If one or more of your relatives, whether your father, brother, or uncle on your paternal or maternal side, have been diagnosed with prostate cancer at any time, you may have a higher risk. If your family members have had ovarian cancer, breast cancer, or pancreatic cancer, it may also mean you have an elevated risk for prostate cancer.
Working in a profession that involves exposure to certain chemicals could increase your risk for prostate cancer. For example, firefighters, sewer workers, and farmers working with pesticides are exposed to cancer-causing chemicals linked to prostate cancer.
Signs and Symptoms that Could Indicate Prostate Issues
Early detection is so important for prostate cancer because it doesn't typically cause noticeable symptoms until the cancer has grown.
Monitoring Your Prostate Health
First, look into your family history. If someone related to you has had prostate cancer, the American Cancer Society recommends an annual prostate check after age 45. Otherwise, every 2 or 3 years have your prostate checked once turning 45 since your risk increases with age.
Rectal examination and prostate-specific antigen (PSA) blood screening are the methods used to check for prostate problems, and many doctors recommend both.
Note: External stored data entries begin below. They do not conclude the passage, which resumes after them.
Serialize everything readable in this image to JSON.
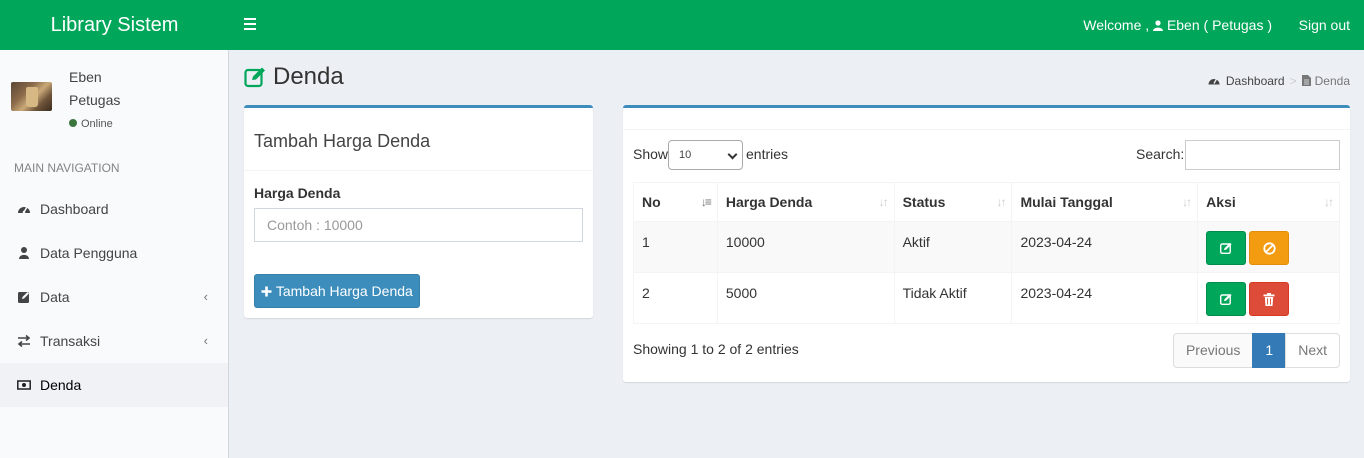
{
  "header": {
    "logo": "Library Sistem",
    "welcome": "Welcome ,",
    "user": "Eben ( Petugas )",
    "signout": "Sign out"
  },
  "sidebar": {
    "user": {
      "name": "Eben",
      "role": "Petugas",
      "status": "Online"
    },
    "nav_header": "MAIN NAVIGATION",
    "items": [
      {
        "label": "Dashboard",
        "icon": "dashboard-icon"
      },
      {
        "label": "Data Pengguna",
        "icon": "user-icon"
      },
      {
        "label": "Data",
        "icon": "edit-icon",
        "chevron": "‹"
      },
      {
        "label": "Transaksi",
        "icon": "exchange-icon",
        "chevron": "‹"
      },
      {
        "label": "Denda",
        "icon": "money-icon",
        "active": true
      }
    ]
  },
  "page": {
    "title": "Denda",
    "breadcrumb": {
      "home": "Dashboard",
      "separator": ">",
      "current": "Denda"
    }
  },
  "form": {
    "title": "Tambah Harga Denda",
    "field_label": "Harga Denda",
    "placeholder": "Contoh : 10000",
    "submit": "Tambah Harga Denda"
  },
  "table": {
    "show": "Show",
    "length": "10",
    "entries": "entries",
    "search": "Search:",
    "columns": [
      "No",
      "Harga Denda",
      "Status",
      "Mulai Tanggal",
      "Aksi"
    ],
    "rows": [
      {
        "no": "1",
        "harga": "10000",
        "status": "Aktif",
        "tanggal": "2023-04-24"
      },
      {
        "no": "2",
        "harga": "5000",
        "status": "Tidak Aktif",
        "tanggal": "2023-04-24"
      }
    ],
    "info": "Showing 1 to 2 of 2 entries",
    "pagination": {
      "previous": "Previous",
      "page": "1",
      "next": "Next"
    }
  },
  "colors": {
    "header": "#00a65a",
    "primary": "#3c8dbc",
    "success": "#00a65a",
    "warning": "#f39c12",
    "danger": "#dd4b39"
  }
}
Imaging is only required if a problem is detected through one of these methods.
Best Ways to Prevent Prostate Problems
Eating a healthy diet, watching your weight, and getting plenty of exercise tend to be the best ways to prevent any common disease. When it comes to preventing prostate problems, there are prevention measures you can incorporate into your lifestyle, and it's never too early to start.
Lean Toward an Anti-Inflammatory Diet
When it comes to reducing your risk for cancer, an anti-inflammatory diet is the most beneficial. Inflammation is one of the major risk factors for developing cancer of any type, according to research published in Nature. Chronic inflammation has also been found to help enable cancer growth.
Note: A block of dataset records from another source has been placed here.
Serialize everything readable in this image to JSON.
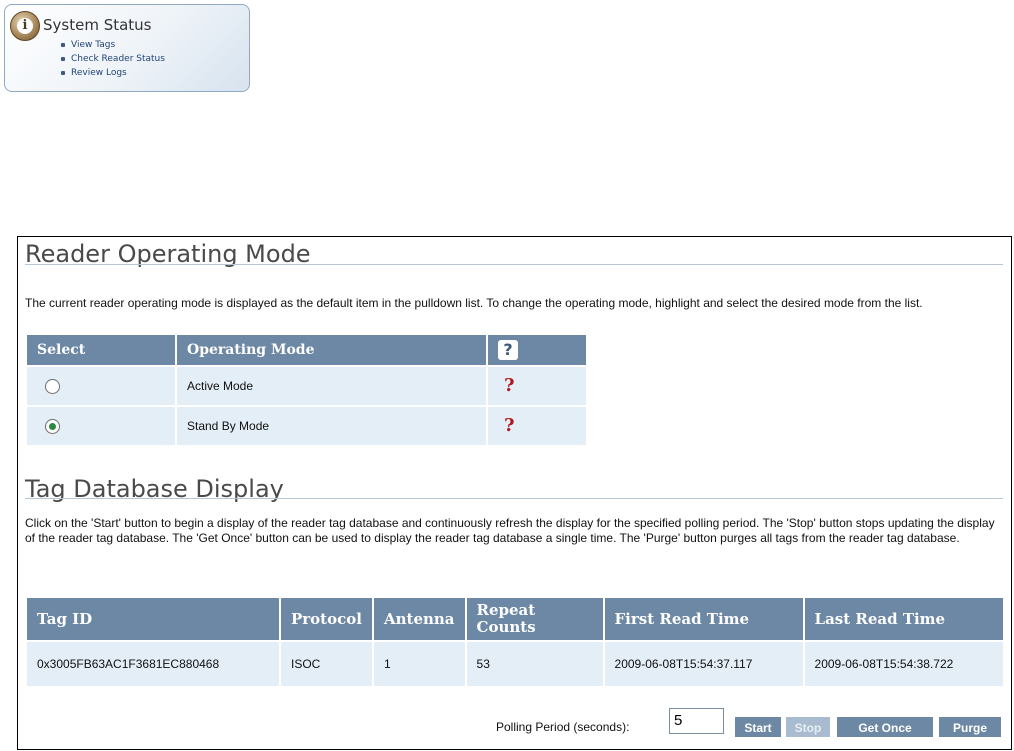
{
  "status_card": {
    "title": "System Status",
    "links": [
      "View Tags",
      "Check Reader Status",
      "Review Logs"
    ]
  },
  "mode_section": {
    "title": "Reader Operating Mode",
    "description": "The current reader operating mode is displayed as the default item in the pulldown list. To change the operating mode, highlight and select the desired mode from the list.",
    "columns": [
      "Select",
      "Operating Mode",
      "?"
    ],
    "rows": [
      {
        "mode": "Active Mode",
        "selected": false,
        "help": "?"
      },
      {
        "mode": "Stand By Mode",
        "selected": true,
        "help": "?"
      }
    ]
  },
  "tag_section": {
    "title": "Tag Database Display",
    "description": "Click on the 'Start' button to begin a display of the reader tag database and continuously refresh the display for the specified polling period. The 'Stop' button stops updating the display of the reader tag database. The 'Get Once' button can be used to display the reader tag database a single time. The 'Purge' button purges all tags from the reader tag database.",
    "columns": [
      "Tag ID",
      "Protocol",
      "Antenna",
      "Repeat Counts",
      "First Read Time",
      "Last Read Time"
    ],
    "rows": [
      {
        "tag_id": "0x3005FB63AC1F3681EC880468",
        "protocol": "ISOC",
        "antenna": "1",
        "repeat_counts": "53",
        "first_read": "2009-06-08T15:54:37.117",
        "last_read": "2009-06-08T15:54:38.722"
      }
    ]
  },
  "polling": {
    "label": "Polling Period (seconds):",
    "value": "5"
  },
  "buttons": {
    "start": "Start",
    "stop": "Stop",
    "get_once": "Get Once",
    "purge": "Purge"
  },
  "colors": {
    "header_bg": "#6d88a4",
    "cell_bg": "#e4eef6",
    "help_mark": "#b0181e",
    "radio_on": "#2b8a3e"
  }
}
In a 2019 study, researchers found that an anti-inflammatory diet is associated with a statistically significant reduction in your risk for cancer. Anti-inflammatory foods tend to be high in antioxidant-rich vitamins, minerals, and other nutrients with protective effects. Antioxidants like vitamins A, C, E, copper, and zinc help protect against cancer cell growth.
Plus, you will improve your physique and performance will improve exponentially with the increased micronutrients and increased protein intake.
Opting for whole foods like fruits, vegetables, nuts, legumes, and lean proteins will give you the most nutrients, and they're the least inflammatory. Processed grains and dairy foods tend to be the most inflammatory. Some research has linked increased dairy consumption to a higher risk for prostate cancer, but other studies have found no link.
Eat the Right Fats
Avoid trans fats and limit your intake of poor quality meats. Nuts, avocados, seeds, grass-fed, free-range meats, and fish are excellent sources of anti-inflammatory essential fatty acids that don't cause high cholesterol.
Supplement with Vitamin E
Studies have demonstrated that vitamin E has a preventative effect on prostate cancer. A study on nearly 30 thousand male smokers found that those who supplemented with 50 IU of vitamin E daily for 5 to 8 years had a 32 percent less likelihood of developing prostate cancer than men who didn’t supplement.
As an antioxidant, vitamin E protects cells from free radical damage and may lower your risk of heart disease.
Take Saw Palmetto
Saw palmetto is an herb used medicinally for men to reduce benign prostatic hypertrophy or enlarged prostate. It works not by shrinking the prostate but shrinking its inner lining that presses against the urethra.
Drink Green Tea
Natural compounds found in green tea are shown to lower the risk for prostate cancer by helping to kill cancer cells and inhibit their growth. You can add matcha green tea powder to smoothies or enjoy green tea hot or cold.